Fingers crossed the chap featured in The Thunderer this week is not the same said man, and the original Alan has taken a more creative course, as he seemed to be doing with regards to data presented. 

One thing that whichever Alan Lovell it was who gave the latest presentation got right was the need for anybody with an interest in the aquatic environment to lobby their MPs with regard to the dropping of EU standard environmental protections. Pre Brexit, EU law was used successfully to hold several to account over their trashing of the aquatic environment or a failure to adequately protect the aquatic environment.  


New son in law got in touch last week with a link to a newspaper article regarding Beavers in Hampshire, and he wasn’t referencing the scouting association. 

Apparently some misguided soul with far too much money and very little knowledge of the chalk stream environment has got themselves a couple of beavers and built a big pen on a water course not far from here. 

The aim is to promote them as the future of chalk stream management. 


At which point could I question all those trusts, associations and dimbulbs who promoted the removal of all hatches and sluices on the chalk streams in the quest to eliminate “perched streams”  Hatches and sluices that had for years done the job that can only be described as “Beaver Plus” and managed by an animal with a bigger brain and capable of more sympathetic management with regard to what water goes where. 

Beavers may be of benefit to the headwaters of river systems prone to high levels of direct run off following heavy rain, where their wooden dams delay the entrance of heavy rain to a river system, but in chalk valleys this is not a problem, 

So come on all you Trusts who purport to have great knowledge of the Chalk Rivers, who, over the years, have promoted the cause of letting water go rather than holding it up.

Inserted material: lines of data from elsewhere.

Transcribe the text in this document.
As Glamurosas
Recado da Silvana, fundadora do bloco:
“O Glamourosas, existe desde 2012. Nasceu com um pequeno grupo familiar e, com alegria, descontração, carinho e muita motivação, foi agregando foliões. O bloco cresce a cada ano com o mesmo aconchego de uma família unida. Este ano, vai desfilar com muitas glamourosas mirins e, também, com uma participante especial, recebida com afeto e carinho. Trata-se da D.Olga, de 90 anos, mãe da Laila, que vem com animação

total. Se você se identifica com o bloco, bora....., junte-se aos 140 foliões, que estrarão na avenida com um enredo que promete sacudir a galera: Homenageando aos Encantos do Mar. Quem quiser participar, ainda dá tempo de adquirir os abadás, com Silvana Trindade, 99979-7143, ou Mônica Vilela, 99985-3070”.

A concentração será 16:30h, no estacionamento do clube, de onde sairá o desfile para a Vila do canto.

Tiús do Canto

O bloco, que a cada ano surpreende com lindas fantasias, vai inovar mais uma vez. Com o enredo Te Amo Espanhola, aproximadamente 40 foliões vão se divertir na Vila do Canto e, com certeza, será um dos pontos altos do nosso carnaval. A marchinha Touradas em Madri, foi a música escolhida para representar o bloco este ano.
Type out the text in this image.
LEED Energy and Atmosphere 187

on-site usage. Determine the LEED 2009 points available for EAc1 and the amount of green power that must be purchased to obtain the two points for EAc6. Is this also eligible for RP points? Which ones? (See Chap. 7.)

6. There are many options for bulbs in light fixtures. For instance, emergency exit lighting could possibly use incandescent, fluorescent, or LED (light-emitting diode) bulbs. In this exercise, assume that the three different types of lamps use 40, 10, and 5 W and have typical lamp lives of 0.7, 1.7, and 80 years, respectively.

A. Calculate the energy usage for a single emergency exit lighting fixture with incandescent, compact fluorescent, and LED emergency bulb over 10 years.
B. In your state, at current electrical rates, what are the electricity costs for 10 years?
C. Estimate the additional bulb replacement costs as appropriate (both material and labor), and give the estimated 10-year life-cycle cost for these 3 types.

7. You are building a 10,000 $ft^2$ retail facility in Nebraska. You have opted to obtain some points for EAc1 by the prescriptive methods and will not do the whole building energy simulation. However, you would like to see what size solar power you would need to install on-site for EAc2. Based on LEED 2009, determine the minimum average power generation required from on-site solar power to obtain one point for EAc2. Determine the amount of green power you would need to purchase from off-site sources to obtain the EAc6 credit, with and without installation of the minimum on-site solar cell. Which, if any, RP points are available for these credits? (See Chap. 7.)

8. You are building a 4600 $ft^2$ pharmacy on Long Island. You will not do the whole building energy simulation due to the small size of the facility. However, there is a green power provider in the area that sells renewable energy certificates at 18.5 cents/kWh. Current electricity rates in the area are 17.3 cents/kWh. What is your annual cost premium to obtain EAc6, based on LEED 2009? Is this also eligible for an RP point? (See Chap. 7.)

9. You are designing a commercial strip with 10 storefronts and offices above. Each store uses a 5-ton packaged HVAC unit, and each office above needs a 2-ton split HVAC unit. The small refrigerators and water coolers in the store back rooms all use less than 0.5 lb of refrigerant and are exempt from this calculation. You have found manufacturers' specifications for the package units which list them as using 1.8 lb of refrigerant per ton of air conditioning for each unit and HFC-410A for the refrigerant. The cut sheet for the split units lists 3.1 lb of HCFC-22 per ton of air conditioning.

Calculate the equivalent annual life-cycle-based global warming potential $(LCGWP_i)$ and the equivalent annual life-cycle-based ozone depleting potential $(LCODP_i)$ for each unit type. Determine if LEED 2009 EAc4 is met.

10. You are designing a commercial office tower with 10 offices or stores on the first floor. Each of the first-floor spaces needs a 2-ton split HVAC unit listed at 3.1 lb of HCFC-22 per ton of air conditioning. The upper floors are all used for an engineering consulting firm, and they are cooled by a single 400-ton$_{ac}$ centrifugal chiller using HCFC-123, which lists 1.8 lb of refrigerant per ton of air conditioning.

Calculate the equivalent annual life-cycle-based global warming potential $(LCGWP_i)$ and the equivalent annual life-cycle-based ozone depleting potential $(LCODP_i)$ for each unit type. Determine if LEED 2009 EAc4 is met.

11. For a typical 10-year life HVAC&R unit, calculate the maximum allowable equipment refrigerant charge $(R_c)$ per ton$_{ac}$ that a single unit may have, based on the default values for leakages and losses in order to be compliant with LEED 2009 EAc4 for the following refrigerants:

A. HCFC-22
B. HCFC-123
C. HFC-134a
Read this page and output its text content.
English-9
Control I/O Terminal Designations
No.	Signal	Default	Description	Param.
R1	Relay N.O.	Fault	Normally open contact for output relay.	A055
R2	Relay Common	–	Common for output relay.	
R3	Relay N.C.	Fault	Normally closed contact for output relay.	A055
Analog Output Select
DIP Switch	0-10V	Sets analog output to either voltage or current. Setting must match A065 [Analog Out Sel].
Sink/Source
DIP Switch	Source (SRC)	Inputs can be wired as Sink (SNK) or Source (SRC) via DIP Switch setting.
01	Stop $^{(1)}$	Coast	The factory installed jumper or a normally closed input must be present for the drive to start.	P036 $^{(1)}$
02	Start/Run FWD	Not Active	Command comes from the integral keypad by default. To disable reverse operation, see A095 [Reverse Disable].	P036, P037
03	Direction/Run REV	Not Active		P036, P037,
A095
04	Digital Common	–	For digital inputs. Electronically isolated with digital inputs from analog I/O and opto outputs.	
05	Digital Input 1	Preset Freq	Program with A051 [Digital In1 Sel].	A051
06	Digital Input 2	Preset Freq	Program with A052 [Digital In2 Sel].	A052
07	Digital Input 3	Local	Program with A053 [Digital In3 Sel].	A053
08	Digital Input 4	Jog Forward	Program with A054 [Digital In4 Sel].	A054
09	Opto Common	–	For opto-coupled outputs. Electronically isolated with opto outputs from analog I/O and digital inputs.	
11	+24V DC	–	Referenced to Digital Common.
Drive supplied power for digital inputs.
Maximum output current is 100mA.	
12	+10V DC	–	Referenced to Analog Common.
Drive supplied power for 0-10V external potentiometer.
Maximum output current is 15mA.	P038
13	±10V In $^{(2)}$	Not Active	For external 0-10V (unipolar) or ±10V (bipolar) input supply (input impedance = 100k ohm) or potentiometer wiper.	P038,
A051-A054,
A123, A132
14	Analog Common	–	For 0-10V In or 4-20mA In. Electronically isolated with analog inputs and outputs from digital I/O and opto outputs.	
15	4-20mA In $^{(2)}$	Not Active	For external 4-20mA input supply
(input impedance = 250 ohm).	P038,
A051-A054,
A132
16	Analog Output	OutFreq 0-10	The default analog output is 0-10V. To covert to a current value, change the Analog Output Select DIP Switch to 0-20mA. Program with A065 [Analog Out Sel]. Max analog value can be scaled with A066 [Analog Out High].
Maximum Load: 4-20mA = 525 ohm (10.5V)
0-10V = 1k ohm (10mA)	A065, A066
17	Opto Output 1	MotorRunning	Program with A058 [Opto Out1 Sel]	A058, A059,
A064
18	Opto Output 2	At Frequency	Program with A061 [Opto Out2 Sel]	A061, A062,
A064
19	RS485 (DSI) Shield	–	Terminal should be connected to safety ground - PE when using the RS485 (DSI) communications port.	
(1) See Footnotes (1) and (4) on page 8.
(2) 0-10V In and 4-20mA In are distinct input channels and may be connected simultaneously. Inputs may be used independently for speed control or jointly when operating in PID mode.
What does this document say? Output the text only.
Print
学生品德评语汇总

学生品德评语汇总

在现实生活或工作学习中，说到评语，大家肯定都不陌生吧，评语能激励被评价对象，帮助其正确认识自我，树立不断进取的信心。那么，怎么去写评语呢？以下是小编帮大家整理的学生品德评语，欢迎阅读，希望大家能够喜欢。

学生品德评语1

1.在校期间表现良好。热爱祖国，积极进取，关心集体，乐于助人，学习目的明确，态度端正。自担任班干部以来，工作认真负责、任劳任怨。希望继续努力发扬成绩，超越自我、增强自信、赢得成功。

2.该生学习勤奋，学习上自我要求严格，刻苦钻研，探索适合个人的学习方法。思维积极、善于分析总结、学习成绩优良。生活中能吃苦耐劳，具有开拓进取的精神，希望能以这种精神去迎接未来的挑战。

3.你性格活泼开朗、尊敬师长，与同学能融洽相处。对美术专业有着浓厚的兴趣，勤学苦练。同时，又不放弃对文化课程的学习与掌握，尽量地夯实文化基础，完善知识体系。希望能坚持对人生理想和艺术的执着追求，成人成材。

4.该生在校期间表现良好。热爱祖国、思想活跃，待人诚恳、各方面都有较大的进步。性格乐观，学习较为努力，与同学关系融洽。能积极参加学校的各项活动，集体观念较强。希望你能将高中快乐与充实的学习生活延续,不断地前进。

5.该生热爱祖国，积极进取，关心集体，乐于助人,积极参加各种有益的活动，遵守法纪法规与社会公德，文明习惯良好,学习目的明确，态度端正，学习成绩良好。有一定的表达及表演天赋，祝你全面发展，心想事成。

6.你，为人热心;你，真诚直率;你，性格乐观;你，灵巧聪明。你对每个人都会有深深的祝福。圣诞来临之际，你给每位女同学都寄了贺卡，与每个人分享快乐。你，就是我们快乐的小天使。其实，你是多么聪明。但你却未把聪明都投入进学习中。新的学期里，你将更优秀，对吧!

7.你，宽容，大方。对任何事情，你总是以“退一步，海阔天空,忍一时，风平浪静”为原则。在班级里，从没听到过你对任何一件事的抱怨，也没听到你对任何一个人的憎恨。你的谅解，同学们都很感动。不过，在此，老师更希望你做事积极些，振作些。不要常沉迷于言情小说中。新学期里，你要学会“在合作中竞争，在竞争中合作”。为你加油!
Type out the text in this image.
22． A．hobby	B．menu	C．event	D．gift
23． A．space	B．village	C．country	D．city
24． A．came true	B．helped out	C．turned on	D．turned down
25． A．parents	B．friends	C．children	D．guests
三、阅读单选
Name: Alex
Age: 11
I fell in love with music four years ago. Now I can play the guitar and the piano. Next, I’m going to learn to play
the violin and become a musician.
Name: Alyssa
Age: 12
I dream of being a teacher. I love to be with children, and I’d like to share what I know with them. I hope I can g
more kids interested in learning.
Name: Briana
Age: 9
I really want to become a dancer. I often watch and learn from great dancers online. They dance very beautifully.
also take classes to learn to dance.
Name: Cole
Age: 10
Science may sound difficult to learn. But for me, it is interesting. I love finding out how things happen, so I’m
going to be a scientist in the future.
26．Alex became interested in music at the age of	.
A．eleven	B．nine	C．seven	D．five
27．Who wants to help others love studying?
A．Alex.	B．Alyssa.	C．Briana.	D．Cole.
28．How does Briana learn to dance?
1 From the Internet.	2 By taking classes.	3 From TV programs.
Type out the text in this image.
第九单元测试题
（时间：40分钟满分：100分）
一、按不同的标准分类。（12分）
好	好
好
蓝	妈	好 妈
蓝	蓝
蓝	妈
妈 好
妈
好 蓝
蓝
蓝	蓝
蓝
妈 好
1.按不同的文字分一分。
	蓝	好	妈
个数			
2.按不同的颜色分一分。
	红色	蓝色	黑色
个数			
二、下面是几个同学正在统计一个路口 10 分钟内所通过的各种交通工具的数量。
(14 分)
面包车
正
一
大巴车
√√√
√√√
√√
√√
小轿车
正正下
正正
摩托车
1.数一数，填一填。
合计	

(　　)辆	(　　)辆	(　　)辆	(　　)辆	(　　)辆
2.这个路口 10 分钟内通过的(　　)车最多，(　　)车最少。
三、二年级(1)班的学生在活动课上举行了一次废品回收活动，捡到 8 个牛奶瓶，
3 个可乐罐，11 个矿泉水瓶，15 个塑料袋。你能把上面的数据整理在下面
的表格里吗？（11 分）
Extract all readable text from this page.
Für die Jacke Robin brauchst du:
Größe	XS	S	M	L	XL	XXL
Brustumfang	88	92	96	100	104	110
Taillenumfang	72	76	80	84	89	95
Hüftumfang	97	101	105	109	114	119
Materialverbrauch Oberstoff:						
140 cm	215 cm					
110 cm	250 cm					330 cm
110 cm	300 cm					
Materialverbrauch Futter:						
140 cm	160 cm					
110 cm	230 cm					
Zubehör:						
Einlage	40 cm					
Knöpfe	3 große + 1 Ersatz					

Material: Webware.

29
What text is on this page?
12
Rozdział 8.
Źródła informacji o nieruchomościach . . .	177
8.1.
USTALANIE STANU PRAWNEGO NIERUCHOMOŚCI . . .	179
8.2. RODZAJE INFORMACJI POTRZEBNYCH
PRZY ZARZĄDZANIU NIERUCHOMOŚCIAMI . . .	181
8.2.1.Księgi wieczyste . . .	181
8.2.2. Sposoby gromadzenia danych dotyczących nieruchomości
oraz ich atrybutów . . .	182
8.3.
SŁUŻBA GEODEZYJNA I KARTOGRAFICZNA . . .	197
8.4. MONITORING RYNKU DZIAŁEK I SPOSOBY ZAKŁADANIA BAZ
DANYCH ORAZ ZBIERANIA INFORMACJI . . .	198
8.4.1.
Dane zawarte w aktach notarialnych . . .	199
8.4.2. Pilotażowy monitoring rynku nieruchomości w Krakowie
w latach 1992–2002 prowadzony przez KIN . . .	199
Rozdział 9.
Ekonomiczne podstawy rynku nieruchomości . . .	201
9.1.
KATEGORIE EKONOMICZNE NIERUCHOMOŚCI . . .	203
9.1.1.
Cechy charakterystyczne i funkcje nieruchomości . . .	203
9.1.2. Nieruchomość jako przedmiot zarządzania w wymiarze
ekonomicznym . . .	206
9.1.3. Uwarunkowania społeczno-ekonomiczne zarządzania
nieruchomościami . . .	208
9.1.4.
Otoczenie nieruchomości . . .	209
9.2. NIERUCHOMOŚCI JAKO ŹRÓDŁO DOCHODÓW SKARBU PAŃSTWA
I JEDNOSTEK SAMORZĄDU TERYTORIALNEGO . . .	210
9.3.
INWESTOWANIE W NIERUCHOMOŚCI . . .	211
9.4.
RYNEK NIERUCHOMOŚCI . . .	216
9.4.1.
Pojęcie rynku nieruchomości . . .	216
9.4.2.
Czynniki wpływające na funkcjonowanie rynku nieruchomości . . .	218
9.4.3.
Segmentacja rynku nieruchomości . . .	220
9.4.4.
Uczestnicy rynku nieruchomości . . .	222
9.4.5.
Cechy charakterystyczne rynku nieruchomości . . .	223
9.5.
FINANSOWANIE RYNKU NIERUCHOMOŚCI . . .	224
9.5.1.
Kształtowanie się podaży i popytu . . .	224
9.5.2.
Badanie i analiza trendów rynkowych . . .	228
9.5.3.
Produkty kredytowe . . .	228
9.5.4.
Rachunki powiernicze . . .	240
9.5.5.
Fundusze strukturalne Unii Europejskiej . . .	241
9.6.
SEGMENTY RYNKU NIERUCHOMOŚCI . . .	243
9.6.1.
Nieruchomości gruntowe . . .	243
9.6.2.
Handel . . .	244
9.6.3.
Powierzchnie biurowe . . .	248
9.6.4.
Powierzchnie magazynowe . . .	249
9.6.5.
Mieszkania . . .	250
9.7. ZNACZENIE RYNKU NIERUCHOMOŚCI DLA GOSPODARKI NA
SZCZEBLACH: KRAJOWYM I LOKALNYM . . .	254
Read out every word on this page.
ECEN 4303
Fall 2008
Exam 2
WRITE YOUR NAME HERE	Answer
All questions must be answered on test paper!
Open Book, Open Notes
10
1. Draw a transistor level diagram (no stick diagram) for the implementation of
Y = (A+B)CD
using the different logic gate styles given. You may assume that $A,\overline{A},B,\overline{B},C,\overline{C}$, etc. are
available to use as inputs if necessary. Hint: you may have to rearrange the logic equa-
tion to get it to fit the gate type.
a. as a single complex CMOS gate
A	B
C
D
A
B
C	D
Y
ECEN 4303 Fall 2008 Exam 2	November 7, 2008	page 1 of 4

Stand up and say that the UK’s rivers vary greatly in characteristic and Beavers may not be the answer for all.

Wouldn't it have been preferable to raise knowledge of how to use those hatches and sluices to promote the aquatic environment and biodiversity rather than rip the things out altogether.  There's a wealth of lost knowledge on how to manage water in a chalk valley, and those guys who built most of those hatches sluices had a lot more water to manage than we do today, 

but no, chances are it could be over to you Brer Beaver.